Rate Limited and Concurrent DNS troubleshooting

Roach · July 1, 2023, 8:28pm

I'm setting up a Pi-hole with Unbound on a Pi3B, following popular guides and the docs, but as soon as I direct all DNS requests via my DDWRT router I get "Maximum number of concurrent DNS quries reached" and "Client at 192.168.1.1 has been rate-limited" messages.

This creates issues to the point of uploading my debug log failing. I don't know how to identify if I have a DNS loop, or how to see out potentially problematic clients/programs. Please let me know what additional info I can provide.

Expected Behaviour:

Forwarding all DNS queries to my pi-hole via my router should not cause issues to be flagged.

Actual Behaviour:

When forwarded, I get "Maximum number of concurrent DNS quries reached" and "Client at 192.168.1.1 has been rate-limited" messages.

Debug Token:

This is my debug log: Pastebin.com - Locked Paste
Please DM me for password, or if there's another effective way to upload a debug log and get a token.

jfb · July 1, 2023, 8:43pm

Edit file /etc/pihole/pihole-FTL.conf and change the rate limit to 0/0. This will disable rate limiting while you troubleshoot.

Then restart FTL with pihole restartdns.

Then upload a debug log and post the token URL here.

Roach · July 1, 2023, 8:53pm

Thank you for your response. I followed your instructions, and while "Client at 192.168.1.1 has been rate-limited" is temporarily resolved, the end of the log still reads:

[✗] There was an error uploading your debug log.

Please try again or contact the Pi-hole team for assistance.

A local copy of the debug log can be found at: /var/log/pihole/pihole_debug.log

jfb · July 1, 2023, 8:54pm

This will temporarily reset the nameserver on the Pi to bypass Pi-Hole DNS.

sudo nano /etc/resolv.conf

Edit the nameserver line to nameserver 9.9.9.9 or your preferred third party DNS service, save and exit

Run

pihole -d

and upload the debug log.

Roach · July 1, 2023, 8:58pm

That worked:
https://tricorder.pi-hole.net/HV9ORVBx/

Edit: This is wrong, I had my router configured to get things working, let me generate a new token.

Correct token: https://tricorder.pi-hole.net/7786JTXl/

jfb · July 1, 2023, 9:07pm

Take a look at this thread - some discussion on why all your DNS queries appear to originate from your router. You may be able to change this behavior.

Your debug log shows no evidence of a DNS loop.

Roach · July 1, 2023, 10:20pm

Thank you for the info. Reading those and doing some more searches pointed me to Pi-hole and ddwrt settings - #6 by graysky2

The setting there listed for DDWRT router firmware seems to fix a few of my issues, but if I have it configured that way and I unplug my pihole entirely, machines on my network are still getting dns from somewhere.

If I use option 2 from the link you posted (How do I configure my devices to use Pi-hole as their DNS server?), it makes sense until I get to this part: https://b2discourse.pi-hole.net/original/2X/4/46c95b23878e3324e09a1a81675806f304f409e5.png
Which seems to be in conflict with setting that to "127.0.0.1#5335".

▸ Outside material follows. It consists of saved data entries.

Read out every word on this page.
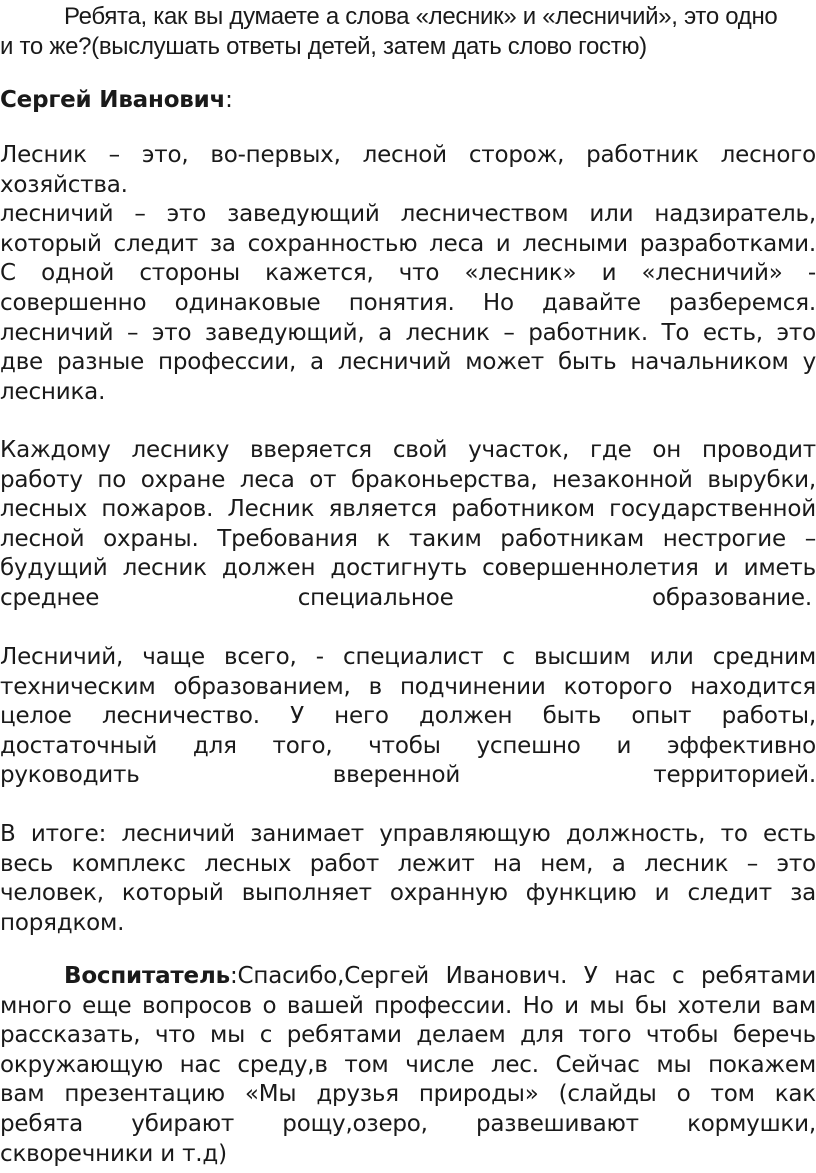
Ребята, как вы думаете а слова «лесник» и «лесничий», это одно
и то же?(выслушать ответы детей, затем дать слово гостю)
Сергей Иванович:
Лесник – это, во-первых, лесной сторож, работник лесного
хозяйства.
лесничий – это заведующий лесничеством или надзиратель,
который следит за сохранностью леса и лесными разработками.
С одной стороны кажется, что «лесник» и «лесничий» -
совершенно одинаковые понятия. Но давайте разберемся.
лесничий – это заведующий, а лесник – работник. То есть, это
две разные профессии, а лесничий может быть начальником у
лесника.
Каждому леснику вверяется свой участок, где он проводит
работу по охране леса от браконьерства, незаконной вырубки,
лесных пожаров. Лесник является работником государственной
лесной охраны. Требования к таким работникам нестрогие –
будущий лесник должен достигнуть совершеннолетия и иметь
среднее специальное образование.
Лесничий, чаще всего, - специалист с высшим или средним
техническим образованием, в подчинении которого находится
целое лесничество. У него должен быть опыт работы,
достаточный для того, чтобы успешно и эффективно
руководить вверенной территорией.
В итоге: лесничий занимает управляющую должность, то есть
весь комплекс лесных работ лежит на нем, а лесник – это
человек, который выполняет охранную функцию и следит за
порядком.
Воспитатель:Спасибо,Сергей Иванович. У нас с ребятами
много еще вопросов о вашей профессии. Но и мы бы хотели вам
рассказать, что мы с ребятами делаем для того чтобы беречь
окружающую нас среду,в том числе лес. Сейчас мы покажем
вам презентацию «Мы друзья природы» (слайды о том как
ребята убирают рощу,озеро, развешивают кормушки,
скворечники и т.д)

Further testing looks like wireless devices are all working properly, but my wired devices are not.

Roach · July 2, 2023, 12:24am

This is embarrassing, I just needed to restart my client.

To be clear, the thing that resolved my issue was dhcp-option=6,192.168.my.ip from this post Pi-hole and ddwrt settings - #6 by graysky2

jfb · July 2, 2023, 2:38am

Glad you got it resolved.

Roach · July 2, 2023, 3:19am

Me too, thank you for your help.

system · July 23, 2023, 3:19am

This topic was automatically closed 21 days after the last reply. New replies are no longer allowed.